The more interesting thing is the PCI domain, the first 4 digits:

  0000:60:00.0 PCI bridge: CIX Technology Group Co., Ltd. CIX P1 CD8180 PCI Express Root Port
  0000:61:00.0 Ethernet controller: Realtek Semiconductor Co., Ltd. RTL8126 5GbE Controller
  0001:30:00.0 PCI bridge: CIX Technology Group Co., Ltd. CIX P1 CD8180 PCI Express Root Port
  0001:31:00.0 Ethernet controller: Realtek Semiconductor Co., Ltd. RTL8126 5GbE Controller
  0002:00:00.0 PCI bridge: CIX Technology Group Co., Ltd.
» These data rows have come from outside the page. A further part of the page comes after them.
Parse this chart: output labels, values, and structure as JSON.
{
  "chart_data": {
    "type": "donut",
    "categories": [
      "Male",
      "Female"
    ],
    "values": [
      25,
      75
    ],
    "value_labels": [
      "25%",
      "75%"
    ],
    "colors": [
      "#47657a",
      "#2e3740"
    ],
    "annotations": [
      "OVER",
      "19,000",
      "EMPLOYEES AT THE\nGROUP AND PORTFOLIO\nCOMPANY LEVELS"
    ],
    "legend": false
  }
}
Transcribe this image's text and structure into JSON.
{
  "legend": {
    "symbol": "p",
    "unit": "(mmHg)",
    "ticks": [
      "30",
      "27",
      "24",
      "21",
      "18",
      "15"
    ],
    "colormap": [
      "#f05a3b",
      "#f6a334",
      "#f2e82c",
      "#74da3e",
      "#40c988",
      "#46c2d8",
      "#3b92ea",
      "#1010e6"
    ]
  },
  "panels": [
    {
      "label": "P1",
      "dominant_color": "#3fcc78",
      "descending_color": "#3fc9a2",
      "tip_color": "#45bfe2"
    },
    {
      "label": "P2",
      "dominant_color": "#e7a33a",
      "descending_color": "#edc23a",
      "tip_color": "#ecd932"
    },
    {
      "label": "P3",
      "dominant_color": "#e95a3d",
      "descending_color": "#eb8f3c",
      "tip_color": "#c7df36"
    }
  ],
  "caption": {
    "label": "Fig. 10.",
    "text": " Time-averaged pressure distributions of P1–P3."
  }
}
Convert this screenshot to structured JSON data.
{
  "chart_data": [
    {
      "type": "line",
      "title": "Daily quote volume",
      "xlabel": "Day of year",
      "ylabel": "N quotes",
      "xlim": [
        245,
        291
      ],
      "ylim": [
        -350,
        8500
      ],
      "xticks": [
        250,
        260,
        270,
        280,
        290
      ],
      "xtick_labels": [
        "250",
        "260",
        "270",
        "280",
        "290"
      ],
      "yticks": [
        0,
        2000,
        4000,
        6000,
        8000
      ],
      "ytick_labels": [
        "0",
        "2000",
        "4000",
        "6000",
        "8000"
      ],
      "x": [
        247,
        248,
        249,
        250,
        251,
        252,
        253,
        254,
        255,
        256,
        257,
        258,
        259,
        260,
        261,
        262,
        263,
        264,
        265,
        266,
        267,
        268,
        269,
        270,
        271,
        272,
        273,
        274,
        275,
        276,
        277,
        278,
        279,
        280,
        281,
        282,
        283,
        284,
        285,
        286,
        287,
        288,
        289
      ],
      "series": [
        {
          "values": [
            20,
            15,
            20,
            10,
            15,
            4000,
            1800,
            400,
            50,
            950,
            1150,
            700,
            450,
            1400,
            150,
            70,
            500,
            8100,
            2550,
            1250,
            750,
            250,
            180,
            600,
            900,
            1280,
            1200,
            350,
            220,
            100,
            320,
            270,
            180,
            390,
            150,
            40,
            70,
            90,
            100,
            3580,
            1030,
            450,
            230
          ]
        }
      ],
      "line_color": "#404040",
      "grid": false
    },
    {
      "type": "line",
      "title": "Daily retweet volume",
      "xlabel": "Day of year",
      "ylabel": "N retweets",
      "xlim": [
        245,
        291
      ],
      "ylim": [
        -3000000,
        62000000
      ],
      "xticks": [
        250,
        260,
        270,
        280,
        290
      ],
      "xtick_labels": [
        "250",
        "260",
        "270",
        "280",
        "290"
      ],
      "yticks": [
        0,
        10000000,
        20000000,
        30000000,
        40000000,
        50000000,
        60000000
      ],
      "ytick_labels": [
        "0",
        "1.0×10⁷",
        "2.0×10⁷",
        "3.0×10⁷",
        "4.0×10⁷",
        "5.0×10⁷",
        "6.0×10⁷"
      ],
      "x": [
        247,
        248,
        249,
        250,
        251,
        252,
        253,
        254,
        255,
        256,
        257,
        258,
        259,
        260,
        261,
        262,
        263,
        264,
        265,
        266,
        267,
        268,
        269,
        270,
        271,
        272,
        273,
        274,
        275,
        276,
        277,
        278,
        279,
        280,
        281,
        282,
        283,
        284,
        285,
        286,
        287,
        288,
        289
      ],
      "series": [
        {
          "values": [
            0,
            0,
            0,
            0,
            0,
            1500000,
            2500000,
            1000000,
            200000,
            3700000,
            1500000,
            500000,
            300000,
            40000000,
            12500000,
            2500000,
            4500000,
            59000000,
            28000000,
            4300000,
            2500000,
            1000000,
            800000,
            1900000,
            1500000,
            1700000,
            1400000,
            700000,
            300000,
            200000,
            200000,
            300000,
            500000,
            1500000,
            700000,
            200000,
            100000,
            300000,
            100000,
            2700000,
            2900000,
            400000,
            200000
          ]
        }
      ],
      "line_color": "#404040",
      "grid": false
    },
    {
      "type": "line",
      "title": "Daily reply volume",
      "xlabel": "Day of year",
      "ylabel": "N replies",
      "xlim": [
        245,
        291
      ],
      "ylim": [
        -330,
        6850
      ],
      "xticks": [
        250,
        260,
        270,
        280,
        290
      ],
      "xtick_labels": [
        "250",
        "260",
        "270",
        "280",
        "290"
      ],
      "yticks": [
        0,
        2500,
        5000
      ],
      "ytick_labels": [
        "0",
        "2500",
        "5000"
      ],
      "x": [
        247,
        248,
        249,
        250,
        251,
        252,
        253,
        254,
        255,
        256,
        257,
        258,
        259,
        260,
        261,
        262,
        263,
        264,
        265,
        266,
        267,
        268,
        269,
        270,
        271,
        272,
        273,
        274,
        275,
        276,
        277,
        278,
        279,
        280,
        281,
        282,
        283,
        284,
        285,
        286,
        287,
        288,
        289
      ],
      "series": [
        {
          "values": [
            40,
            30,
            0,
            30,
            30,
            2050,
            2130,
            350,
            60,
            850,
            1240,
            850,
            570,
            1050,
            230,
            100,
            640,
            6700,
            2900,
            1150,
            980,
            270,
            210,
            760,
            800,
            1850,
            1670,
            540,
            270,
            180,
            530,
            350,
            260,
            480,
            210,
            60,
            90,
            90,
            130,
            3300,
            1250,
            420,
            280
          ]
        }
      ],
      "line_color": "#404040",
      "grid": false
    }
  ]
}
CIX P1 CD8180 PCI Express Root Port
  0002:01:00.0 Network controller: Realtek Semiconductor Co., Ltd. RTL8852BE PCIe 802.11ax Wireless Network Controller
This generally (caveat emptor) means the ports aren't handled in some common PCIe subsystem, rather each port is independently connected to the CPU crossbar. The ports may also not be able to access each other, or non-transparent mapping rules apply.

Doesn't have to, though; it might be due to some technicality, driver bug, misunderstanding, whatever else.